Теперь они каждый день ранним утром понемногу рыли могилу. Когда у Диона хватало сил, он с великим трудом, но как-то весело, словно работа доставляла ему удовольствие, выбрасывал несколько лопат земли сам. Веселость эта не покидала его весь день; с тех пор как стали копать могилу, он всегда был в хорошем настроении.
– На моей могиле посади пальму, – сказал он однажды во время этой работы. – Может быть, ты еще поешь ее плодов.
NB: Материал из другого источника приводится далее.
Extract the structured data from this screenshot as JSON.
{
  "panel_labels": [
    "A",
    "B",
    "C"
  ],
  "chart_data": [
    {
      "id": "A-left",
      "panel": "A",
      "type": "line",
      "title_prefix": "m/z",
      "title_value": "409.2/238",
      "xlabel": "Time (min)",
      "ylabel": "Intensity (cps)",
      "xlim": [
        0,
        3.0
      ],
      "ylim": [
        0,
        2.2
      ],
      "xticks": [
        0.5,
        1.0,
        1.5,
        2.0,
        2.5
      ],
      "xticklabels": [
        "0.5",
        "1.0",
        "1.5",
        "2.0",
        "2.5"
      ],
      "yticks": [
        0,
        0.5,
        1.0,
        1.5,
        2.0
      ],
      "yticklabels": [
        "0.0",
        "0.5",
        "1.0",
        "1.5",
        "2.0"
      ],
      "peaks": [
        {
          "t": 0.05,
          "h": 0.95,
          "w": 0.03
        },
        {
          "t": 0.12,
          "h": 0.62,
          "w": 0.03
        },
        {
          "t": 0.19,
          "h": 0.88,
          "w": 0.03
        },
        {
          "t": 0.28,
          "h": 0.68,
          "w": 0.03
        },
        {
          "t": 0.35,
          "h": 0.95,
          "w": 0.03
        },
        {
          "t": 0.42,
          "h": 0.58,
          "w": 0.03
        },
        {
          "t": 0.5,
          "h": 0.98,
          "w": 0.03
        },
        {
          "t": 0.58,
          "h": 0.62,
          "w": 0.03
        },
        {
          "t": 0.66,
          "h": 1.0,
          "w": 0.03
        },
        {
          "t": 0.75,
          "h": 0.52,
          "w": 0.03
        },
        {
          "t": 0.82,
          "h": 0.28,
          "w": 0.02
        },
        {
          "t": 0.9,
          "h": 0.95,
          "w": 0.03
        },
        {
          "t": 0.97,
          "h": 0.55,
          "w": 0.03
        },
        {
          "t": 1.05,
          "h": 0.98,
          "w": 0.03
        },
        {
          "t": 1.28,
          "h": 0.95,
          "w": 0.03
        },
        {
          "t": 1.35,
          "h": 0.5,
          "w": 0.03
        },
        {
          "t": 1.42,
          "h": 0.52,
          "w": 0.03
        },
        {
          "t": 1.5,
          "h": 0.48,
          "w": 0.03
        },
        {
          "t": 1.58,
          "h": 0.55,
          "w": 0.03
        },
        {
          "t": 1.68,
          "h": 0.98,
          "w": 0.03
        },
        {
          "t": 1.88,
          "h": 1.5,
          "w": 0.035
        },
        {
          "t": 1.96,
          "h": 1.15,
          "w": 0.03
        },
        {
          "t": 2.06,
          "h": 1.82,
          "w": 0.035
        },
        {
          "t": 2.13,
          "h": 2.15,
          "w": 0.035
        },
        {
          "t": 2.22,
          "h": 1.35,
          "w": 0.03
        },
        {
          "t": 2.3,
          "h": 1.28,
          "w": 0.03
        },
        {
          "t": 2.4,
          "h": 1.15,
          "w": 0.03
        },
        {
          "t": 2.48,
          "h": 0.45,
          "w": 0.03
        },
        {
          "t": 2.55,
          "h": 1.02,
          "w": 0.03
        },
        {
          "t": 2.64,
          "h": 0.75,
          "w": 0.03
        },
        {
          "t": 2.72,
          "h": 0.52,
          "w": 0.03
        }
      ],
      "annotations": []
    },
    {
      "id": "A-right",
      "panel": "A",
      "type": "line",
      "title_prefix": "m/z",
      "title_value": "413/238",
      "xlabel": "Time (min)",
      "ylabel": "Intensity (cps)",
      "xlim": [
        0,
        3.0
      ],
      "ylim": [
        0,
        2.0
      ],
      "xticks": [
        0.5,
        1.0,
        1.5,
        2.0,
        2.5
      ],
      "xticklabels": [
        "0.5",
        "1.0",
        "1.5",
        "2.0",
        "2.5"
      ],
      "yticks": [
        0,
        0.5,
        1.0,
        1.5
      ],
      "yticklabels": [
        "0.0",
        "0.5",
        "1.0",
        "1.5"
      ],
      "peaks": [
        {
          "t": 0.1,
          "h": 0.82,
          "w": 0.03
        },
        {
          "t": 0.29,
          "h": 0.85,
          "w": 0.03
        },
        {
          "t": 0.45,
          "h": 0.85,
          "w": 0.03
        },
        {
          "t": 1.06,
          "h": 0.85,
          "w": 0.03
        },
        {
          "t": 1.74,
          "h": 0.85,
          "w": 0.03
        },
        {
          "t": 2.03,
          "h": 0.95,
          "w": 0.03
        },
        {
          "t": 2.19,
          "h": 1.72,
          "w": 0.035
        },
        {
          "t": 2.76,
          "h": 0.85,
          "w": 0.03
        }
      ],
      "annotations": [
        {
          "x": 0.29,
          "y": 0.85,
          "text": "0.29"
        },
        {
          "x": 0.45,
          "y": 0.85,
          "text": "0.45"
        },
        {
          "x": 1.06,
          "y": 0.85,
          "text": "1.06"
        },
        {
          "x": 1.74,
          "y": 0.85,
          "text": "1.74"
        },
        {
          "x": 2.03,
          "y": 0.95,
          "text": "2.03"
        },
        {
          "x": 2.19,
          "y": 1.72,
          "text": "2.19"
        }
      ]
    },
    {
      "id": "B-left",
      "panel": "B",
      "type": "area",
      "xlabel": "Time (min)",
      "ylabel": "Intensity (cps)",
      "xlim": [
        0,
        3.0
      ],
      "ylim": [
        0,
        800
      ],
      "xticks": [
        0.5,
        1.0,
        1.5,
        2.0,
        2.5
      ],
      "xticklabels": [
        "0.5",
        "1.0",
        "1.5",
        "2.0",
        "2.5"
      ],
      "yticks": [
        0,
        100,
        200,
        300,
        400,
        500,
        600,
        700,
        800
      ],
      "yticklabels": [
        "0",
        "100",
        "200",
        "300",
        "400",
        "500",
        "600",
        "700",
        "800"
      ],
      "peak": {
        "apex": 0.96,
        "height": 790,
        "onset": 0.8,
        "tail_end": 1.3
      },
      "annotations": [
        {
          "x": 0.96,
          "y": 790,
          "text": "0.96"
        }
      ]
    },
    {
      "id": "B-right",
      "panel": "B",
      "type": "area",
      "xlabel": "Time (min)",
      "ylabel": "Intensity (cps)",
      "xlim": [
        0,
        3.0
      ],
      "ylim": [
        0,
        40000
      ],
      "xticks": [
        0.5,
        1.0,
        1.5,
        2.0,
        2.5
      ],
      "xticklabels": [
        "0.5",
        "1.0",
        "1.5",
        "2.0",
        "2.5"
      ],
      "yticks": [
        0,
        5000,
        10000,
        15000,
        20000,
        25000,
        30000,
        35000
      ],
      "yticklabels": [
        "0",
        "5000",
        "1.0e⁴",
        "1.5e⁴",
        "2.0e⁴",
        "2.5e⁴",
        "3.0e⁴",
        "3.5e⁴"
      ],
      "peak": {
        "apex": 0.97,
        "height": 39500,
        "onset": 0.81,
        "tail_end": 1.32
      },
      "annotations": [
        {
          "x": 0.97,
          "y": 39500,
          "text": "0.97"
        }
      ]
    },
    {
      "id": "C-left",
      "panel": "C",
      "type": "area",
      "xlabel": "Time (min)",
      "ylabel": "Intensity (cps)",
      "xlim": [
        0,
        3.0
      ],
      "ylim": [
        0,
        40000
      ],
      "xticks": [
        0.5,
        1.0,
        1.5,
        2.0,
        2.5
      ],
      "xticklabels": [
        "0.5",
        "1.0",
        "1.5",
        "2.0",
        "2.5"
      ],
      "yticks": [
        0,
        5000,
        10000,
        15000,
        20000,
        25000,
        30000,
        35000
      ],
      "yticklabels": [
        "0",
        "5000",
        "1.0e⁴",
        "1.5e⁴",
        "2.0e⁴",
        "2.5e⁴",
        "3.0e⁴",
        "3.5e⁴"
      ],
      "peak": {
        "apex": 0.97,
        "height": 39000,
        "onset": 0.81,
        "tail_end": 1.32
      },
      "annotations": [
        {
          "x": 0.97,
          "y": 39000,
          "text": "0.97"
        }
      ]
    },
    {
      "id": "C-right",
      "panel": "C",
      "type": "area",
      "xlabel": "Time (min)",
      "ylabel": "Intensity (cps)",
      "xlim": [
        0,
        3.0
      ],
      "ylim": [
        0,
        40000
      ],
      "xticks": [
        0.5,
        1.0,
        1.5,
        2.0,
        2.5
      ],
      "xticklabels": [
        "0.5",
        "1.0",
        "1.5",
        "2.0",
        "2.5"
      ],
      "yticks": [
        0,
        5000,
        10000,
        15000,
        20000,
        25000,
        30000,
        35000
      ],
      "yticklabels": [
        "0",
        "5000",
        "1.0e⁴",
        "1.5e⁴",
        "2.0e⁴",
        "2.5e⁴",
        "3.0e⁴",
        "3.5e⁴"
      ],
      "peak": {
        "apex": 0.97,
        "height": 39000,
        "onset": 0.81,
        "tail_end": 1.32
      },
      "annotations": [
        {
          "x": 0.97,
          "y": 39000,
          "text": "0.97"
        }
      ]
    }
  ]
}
А не ты, так кто-нибудь другой. Я иногда сажал деревья, но мало, слишком мало. Говорят, нельзя умирать, не посадив дерева и не оставив сына. Ну, так я оставлю дерево и оставлю тебя, ты мой сын.
Он был спокоен и бодрее, чем когда-либо на памяти Иосифа, и его спокойствие и веселая бодрость все возрастали. Однажды вечером – уже смеркалось, и они успели поесть и помолиться – он подозвал Иосифа и попросил его еще немного посидеть с ним.
– Я хочу кое-что рассказать тебе, – сказал он ласково, он не казался ни усталым, ни сонным. – Помнишь ли ты, Иосиф, какая скверная пора была у тебя когда-то в твоем скиту под Газой и как тебе опротивела жизнь? И как ты пустился в бегство и решил разыскать старика Диона и рассказать ему свою историю? И как потом в селении братьев-пустынников увидал старика, которого ты спросил, где живет Дион Пугиль? Ну так вот, разве не походило на чудо то, что этот старик и был Дионом? Я расскажу тебе сейчас, как это вышло, ведь и мне это показалось странным и похожим на чудо.
Ты знаешь, каково это, когда схимник и исповедник стареет, наслушавшись исповедей грешников, которые считают его безгрешным и святым, не зная, что он больший грешник, чем они сами. Вся его деятельность предстает ему пустой и суетной, и если когда-то ему казалось священным и важным делом выслушивать грязь и мерзость души человеческой и снимать их с нее, то теперь это представляется ему большой, слишком большой обузой, даже проклятием, и в конце концов его начинают приводить в ужас все эти несчастные, приходящие к нему со своими детскими грехами, ему хочется избавиться от них, избавиться от самого себя, пускай даже с помощью сука и веревки. Так было с тобой. А теперь пришел и мой черед исповедаться, и я исповедуюсь: со мной было то же, что с гобой, я тоже казался себе пустым и духовно угасшим, и мне стало невмоготу видеть непрестанный поток людей, несших ко мне весь гной и смрад человеческой жизни, с которым они не могли справиться и с которым я тоже уже не справлялся.